Iceland geochemical anomaly: Origin, volcanotectonics, chemical fractionation and isotope evolution of the crust

Abstract
Iceland is an oceanic plateau produced by channeled flow from the Iceland hotspot. The Icelandic rift system moves WNW relative to the hotspot. About magnetic anomaly 7 time the rift system overrode the hotspot from the east, and since that time the south segment of the Eastern Rift Zone of Iceland has kept position over the hotspot by the initiation of new spreading centers at its east margin. As a result, the volcanism across Mid‐Iceland reworks old crust of the hotspot trail. The Iceland geochemical anomaly is the result of magmatic processes within a chemically layered crust.

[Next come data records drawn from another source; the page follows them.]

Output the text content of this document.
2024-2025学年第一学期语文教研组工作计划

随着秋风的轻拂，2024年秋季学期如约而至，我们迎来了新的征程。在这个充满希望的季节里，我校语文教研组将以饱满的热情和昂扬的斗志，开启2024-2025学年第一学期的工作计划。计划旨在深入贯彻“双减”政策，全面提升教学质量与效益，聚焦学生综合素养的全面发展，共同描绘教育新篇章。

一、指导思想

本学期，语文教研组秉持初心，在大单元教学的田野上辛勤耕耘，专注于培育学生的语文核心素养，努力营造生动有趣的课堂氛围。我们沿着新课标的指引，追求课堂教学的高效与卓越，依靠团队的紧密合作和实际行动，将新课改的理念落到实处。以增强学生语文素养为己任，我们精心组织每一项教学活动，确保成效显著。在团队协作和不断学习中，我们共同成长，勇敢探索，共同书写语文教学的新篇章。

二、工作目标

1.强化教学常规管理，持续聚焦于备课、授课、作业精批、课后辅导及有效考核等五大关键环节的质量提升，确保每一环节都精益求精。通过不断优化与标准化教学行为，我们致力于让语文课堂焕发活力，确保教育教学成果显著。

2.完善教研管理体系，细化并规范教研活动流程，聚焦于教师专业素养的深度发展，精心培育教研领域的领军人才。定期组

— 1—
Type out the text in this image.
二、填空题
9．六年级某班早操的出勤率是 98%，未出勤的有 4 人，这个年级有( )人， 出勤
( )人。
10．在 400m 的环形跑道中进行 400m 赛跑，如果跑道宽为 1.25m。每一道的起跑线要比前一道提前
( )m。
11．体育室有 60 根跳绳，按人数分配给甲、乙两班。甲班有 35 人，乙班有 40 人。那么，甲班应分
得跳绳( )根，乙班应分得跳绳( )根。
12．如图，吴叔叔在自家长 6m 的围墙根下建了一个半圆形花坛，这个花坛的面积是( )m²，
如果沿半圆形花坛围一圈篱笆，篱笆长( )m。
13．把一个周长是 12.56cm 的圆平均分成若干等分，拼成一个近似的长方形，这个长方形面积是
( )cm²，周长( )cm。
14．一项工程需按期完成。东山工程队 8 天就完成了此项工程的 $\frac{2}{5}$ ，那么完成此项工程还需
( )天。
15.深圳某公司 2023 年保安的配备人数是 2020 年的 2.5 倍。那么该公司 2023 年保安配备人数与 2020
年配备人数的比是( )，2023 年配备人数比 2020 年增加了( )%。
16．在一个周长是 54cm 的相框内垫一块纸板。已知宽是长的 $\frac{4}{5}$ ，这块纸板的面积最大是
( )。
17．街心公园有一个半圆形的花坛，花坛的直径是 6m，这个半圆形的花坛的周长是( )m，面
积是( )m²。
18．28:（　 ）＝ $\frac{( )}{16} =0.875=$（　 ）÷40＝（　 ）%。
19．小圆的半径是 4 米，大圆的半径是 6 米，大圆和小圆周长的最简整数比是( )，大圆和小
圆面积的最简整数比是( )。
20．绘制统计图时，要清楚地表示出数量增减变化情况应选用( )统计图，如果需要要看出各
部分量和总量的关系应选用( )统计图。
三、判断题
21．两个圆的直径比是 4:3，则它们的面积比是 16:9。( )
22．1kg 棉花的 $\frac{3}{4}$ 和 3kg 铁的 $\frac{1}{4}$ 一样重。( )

That layering results from the kinematics of crustal accretion in the rift zones where material, hydrated in the zeolite facies, is brought down into the amphibolite facies where partial melts are formed and separated from the subsiding material. Assimilation of crust‐derived partial melts into ascending mantle‐derived olivine tholeiites is a feedback process resulting in the accumulation of large ion lithophile elements in the crust. That process is most extensive in silicic volcanic centers. The evolution of high 87Sr/86Sr ratios and low 143Nd/144Nd ratios in Iceland reflects long standing accumulation of Rb and light rare earth elements in the crust. The reworking of the hotspot trail, both along the southward propagation of the opening rift in south Iceland and along the eastward migration of the rift segment above the hotspot, involves regeneration of extinct volcanic centers. That process accounts for the observed increase in the 87Sr/86Sr ratio of intraplate centers as they are drifted away from their parental rift zones and for high ratios observed in silicic centers ahead of the propagating rift in south Iceland.